Fayyad told the Times of London that he made the plan public in order to "end the occupation, despite the occupation". The former World Bank official kept his positive and determined attitude in his talk with the British paper.

"We have decided to be proactive, to expedite the end of the occupation by working very hard to build positive facts on the ground, consistent with having our state emerge as a fact that cannot be ignored. This is our agenda, and we want to pursue it doggedly," he told the Times.

Previous Palestinian efforts required Israel to quit the occupied territories as a prerequisite for peace. This allowed the Israelis and the international community to declare hundreds of peace plans, to which the Palestinian's strongest card was the power of saying no to anything that fell short of the publicly declared Palestinian position.

Unable to declare a counter-proposal, the hands of negotiators were tied and the public image of Palestinians was that of rejecting peace offers.

Perhaps the Bill Clinton-Ehud Barak attempt during the Camp David summit with Yasser Arafat stands as the most prominent example in which the Israelis boasted of their "generous offer" that was rejected by the Palestinian leader.

By taking the initiative and moving forcefully into a Palestinian-state-creation mood (rather than defeating occupation) the Palestinian prime minister has been able to keep the accepted Palestinian pre-June 1967 borders while appearing to all as a moderate leader. If the talk is about a de facto state declared by one side, Palestinians are not obliged to make border compromises. If the other side wants compromise, it must show serious intentions about peace in the negotiating room and not just in public declarations.

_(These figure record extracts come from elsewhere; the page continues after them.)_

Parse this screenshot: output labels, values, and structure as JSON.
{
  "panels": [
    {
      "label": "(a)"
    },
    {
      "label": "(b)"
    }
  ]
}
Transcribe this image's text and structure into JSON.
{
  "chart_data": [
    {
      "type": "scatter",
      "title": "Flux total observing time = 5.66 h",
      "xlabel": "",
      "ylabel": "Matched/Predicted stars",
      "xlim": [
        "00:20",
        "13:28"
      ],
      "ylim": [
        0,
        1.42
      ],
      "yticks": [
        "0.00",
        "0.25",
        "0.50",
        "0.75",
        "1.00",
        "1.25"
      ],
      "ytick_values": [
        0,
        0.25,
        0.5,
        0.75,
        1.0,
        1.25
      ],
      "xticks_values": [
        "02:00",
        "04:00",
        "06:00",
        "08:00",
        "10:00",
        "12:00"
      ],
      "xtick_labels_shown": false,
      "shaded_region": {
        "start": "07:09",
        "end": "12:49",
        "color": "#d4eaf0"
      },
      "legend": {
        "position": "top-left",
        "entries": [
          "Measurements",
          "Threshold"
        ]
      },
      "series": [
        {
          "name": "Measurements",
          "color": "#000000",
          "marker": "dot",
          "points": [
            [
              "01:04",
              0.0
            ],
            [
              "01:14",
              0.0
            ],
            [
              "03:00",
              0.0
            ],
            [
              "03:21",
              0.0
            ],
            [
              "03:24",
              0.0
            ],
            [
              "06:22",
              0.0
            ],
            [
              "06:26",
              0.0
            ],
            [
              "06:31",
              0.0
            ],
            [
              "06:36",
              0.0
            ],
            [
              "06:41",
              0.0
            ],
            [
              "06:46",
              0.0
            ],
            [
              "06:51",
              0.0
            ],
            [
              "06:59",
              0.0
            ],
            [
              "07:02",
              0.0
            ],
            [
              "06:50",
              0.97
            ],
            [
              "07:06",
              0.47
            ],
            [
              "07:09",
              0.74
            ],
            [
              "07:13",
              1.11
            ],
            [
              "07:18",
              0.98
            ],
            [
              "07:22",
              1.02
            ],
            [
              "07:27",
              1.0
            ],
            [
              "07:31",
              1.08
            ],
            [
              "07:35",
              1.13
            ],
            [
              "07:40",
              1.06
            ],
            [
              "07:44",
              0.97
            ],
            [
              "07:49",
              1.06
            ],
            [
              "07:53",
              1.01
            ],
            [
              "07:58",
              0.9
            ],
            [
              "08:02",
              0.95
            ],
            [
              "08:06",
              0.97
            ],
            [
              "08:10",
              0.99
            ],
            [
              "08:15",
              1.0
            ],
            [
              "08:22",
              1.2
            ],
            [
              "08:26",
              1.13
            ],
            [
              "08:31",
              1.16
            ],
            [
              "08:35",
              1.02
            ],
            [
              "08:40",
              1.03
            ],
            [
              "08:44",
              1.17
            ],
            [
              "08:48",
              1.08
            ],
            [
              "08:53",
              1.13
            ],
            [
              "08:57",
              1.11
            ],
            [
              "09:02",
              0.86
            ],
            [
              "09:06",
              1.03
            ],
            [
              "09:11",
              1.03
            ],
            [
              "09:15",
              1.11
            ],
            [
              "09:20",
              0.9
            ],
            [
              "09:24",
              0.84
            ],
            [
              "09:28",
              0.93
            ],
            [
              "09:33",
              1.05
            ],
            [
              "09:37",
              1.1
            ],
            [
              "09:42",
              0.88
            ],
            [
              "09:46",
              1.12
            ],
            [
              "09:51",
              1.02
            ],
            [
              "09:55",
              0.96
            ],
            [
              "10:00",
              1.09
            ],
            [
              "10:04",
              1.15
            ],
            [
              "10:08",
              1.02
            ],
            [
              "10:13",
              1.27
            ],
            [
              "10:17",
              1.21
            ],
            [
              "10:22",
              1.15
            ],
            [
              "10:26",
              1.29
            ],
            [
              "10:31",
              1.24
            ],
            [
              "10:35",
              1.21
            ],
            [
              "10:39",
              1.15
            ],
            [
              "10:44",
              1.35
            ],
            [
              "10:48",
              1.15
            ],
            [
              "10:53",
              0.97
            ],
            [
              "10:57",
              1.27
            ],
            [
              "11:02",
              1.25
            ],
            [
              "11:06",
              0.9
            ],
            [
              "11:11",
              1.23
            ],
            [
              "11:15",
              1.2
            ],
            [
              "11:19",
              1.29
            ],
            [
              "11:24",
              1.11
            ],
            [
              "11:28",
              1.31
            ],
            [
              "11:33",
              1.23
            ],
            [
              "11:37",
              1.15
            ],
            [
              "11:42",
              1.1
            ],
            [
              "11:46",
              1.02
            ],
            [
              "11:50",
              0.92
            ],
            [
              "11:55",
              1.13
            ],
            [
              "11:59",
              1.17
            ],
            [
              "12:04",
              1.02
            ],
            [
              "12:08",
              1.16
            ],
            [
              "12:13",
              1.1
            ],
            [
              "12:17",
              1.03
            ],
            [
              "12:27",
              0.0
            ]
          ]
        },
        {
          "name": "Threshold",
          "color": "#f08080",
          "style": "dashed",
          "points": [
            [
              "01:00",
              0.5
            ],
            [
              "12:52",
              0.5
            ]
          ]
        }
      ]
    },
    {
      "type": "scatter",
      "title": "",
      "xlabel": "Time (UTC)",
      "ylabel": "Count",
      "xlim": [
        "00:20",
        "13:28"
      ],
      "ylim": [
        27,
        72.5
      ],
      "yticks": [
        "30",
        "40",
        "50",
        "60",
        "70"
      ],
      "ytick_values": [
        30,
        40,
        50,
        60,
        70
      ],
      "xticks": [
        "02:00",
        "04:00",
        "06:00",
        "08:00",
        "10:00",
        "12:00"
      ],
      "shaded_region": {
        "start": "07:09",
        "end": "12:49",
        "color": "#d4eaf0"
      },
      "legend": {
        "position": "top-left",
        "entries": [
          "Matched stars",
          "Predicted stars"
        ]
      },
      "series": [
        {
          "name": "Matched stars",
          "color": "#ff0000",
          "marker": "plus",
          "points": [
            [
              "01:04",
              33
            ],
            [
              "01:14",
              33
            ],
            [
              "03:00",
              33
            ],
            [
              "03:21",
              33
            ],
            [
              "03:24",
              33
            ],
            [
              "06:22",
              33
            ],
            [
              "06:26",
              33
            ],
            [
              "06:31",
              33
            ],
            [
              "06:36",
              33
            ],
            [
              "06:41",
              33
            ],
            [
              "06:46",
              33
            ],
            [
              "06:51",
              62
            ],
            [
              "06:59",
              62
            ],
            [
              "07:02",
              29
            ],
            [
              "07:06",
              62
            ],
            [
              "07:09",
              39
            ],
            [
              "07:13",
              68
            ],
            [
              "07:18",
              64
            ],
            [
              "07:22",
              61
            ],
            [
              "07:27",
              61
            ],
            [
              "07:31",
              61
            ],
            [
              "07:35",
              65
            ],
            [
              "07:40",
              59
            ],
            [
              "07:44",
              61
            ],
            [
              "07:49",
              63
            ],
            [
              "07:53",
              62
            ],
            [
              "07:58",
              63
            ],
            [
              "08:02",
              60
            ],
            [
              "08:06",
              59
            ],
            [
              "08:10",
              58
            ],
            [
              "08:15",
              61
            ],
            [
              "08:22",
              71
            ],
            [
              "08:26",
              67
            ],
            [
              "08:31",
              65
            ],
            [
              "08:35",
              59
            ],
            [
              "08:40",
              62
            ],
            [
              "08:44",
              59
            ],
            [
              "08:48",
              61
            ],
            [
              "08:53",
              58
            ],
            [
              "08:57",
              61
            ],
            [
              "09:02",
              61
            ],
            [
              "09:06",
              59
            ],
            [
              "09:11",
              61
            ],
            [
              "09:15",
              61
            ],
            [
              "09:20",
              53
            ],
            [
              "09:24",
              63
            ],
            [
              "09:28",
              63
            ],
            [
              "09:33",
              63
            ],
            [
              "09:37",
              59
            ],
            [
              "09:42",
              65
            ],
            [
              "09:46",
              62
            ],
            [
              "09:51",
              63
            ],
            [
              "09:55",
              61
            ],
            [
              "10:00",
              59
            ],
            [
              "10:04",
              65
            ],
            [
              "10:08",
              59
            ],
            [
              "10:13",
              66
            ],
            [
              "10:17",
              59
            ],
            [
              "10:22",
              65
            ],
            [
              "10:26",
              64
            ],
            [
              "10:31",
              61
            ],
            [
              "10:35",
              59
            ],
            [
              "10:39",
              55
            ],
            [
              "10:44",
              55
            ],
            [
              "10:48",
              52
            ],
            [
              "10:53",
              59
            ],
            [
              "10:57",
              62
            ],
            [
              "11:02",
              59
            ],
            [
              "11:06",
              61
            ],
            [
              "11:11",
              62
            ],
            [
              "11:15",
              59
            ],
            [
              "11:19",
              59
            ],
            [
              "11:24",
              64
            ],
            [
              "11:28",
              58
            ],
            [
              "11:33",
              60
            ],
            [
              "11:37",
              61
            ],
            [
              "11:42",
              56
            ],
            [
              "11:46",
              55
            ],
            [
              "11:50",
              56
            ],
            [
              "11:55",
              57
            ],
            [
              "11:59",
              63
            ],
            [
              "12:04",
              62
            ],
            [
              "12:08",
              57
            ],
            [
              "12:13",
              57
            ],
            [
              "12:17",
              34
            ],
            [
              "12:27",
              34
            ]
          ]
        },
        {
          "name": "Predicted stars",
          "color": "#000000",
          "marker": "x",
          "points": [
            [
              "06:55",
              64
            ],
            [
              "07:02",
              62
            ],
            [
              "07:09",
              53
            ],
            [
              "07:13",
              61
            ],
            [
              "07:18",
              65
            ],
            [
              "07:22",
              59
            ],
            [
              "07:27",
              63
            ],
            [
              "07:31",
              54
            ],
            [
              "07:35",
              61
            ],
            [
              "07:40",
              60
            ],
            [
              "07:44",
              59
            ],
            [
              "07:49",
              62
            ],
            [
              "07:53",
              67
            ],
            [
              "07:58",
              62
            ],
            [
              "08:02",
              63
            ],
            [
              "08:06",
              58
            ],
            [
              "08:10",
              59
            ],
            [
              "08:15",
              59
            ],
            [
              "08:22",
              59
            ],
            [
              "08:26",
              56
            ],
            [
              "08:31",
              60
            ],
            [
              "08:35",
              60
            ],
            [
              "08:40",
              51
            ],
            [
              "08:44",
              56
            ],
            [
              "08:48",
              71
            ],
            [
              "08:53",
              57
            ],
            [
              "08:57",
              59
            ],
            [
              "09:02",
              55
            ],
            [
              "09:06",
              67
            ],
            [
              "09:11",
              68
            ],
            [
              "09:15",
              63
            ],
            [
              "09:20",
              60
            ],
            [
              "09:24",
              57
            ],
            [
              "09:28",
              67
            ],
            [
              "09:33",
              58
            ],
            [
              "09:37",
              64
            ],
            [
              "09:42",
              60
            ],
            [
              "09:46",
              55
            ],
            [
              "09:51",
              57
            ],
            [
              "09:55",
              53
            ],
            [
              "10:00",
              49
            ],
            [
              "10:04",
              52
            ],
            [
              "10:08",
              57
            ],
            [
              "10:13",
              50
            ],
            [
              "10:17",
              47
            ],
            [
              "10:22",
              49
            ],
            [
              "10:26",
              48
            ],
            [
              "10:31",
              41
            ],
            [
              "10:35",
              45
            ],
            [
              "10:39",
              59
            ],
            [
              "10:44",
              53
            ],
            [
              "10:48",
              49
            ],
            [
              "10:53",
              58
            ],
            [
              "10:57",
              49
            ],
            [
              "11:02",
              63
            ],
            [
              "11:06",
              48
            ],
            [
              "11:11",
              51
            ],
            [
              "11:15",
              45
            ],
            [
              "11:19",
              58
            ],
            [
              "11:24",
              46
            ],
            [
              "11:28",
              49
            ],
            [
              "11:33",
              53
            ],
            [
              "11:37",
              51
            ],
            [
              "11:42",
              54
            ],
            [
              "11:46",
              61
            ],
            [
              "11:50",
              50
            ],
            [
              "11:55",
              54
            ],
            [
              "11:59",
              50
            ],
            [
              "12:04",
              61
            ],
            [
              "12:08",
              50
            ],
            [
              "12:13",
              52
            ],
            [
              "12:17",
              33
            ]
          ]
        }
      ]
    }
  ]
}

Fayyad stressed the idea of a de facto state rather than a unilateral declaration of statehood because of the existence of a congressional resolution (H CON RES 24) of the 106th Congress "expressing congressional opposition to the unilateral declaration of a Palestinian state and urging the president to assert clearly United States opposition to such a unilateral declaration of statehood".

Fayyad's two-year plan of a de facto state sounds much more realistic than Bush's Annapolis promise of an independent state within one year. By putting a two-year ceiling, the Palestinian leader requires Palestinian institutions to work effectively and efficiently, but also puts the ball squarely in the Israeli court where lack of progress in the peace talks will cost the Israelis a heavy price, namely having to accept a reality on the 1967 borders.

Politically, it will be difficult for radical Palestinian groups, whether nationalist or Islamist, to oppose this plan. The Fayyad action plan doesn't compromise on Jerusalem or the right of return and is in line with the consensus issues agreed on by Palestinians.

The methodology of reaching statehood is also interesting here. Coming after the Fatah conference -- shifting from armed resistance to popular non-violent resistance -- the Fayyad plan provides a clear, doable alternative to what President Mahmoud Abbas has opposed, namely the "militarisation of the Intifada and the 'senseless' rockets".

Even Israelis will have a hard-time publicly opposing this plan. It meets rather than contradicts Israeli Prime Minister Benjamin Netanyahu's calls for an economic peace while exposing the futility of continuing any settlement activities in areas that are the focus of this plan for a de facto Palestinian state.

With this plan, Fayyad has clearly separated what is required of the civilian leadership (Cabinet) and what is expected of the political (presidency).

This is a brilliant plan that works with or without Israeli cooperation. If the Israelis want a negotiated settlement, the plan gives negotiators two years to reach it. However, if the Israelis drag their feet, a Palestinian state will exist in reality by then.

Once these tangible elements of a genuinely viable Palestinian state come into being, all that will be needed is the political will to declare statehood and enjoy worldwide recognition.